I have recently been informed by those “in the know” that grilling is the true route to female empowerment (see Christina Wehner’s excellent article in support of this belief). Not being a griller, I cannot make a qualified comparison, but I think a far simpler, far more satisfactory route to empowerment is through mastering of a sewing machine.
Being able to command any mechanical process involves a degree of empowerment, whether one is driving a car or using a calculator. However, being able to transform a pile of mending into usable clothes—to turn fabric itself into a garment—to possess the power to fix what would otherwise become refuse is surely one of the most satisfying and empowering actions, coupled as it is these days with the knowledge that few possess such skill. It puts one on par with the wizards of old, who knew a secret and dark mystery.
I know sewing has been lately been seen as “women’s work of the past,” a domestic accomplishment that is anti-progressive because it ties a woman’s role to the home, but what is made or mended at home is worn elsewhere. Such categorizing of tasks simply on the basis of their location is deceiving.
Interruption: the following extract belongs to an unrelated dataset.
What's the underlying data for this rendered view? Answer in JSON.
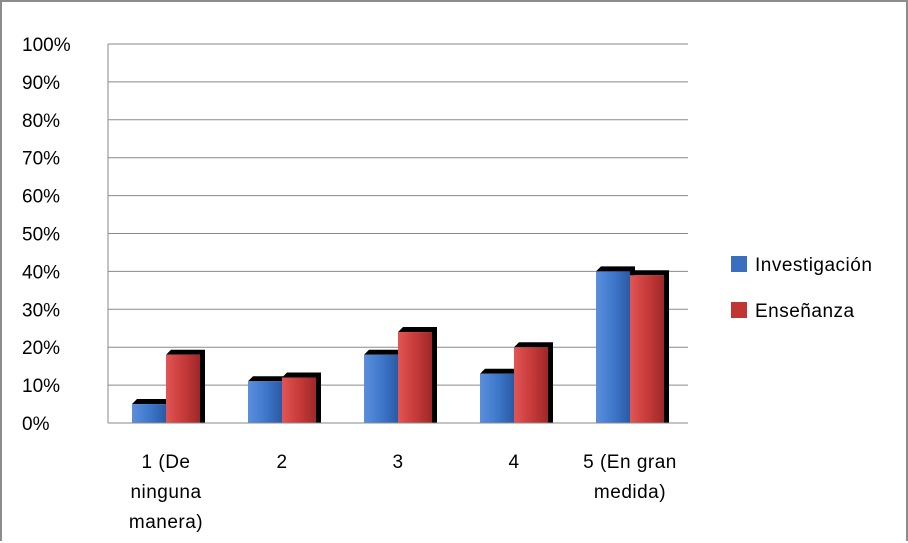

Many people in today’s workforce delight in “working from home,” using their computers or telephones or a combination thereof to “remote-in”—especially if weather is inclement.
Sewing and cooking need be no more feminine that woodworking and grilling; all of them take place at home. All are empowering celebrations of humanity’s ability to conquer and control the elements to suit our purposes and tastes. I would, however, argue that sewing can be the most simple and expedient form of empowerment (once the skill is acquired).
As I sat back today and surveyed what I accomplished in fifteen minutes—the mending of a bag, two pajamas, and a pair of pants, all variously possessing faults that had previously rendered the objects unwearable and unusable—I felt a singular sense of power and accomplishment coupled with the pleasing thought that “I knew how to fix such things.”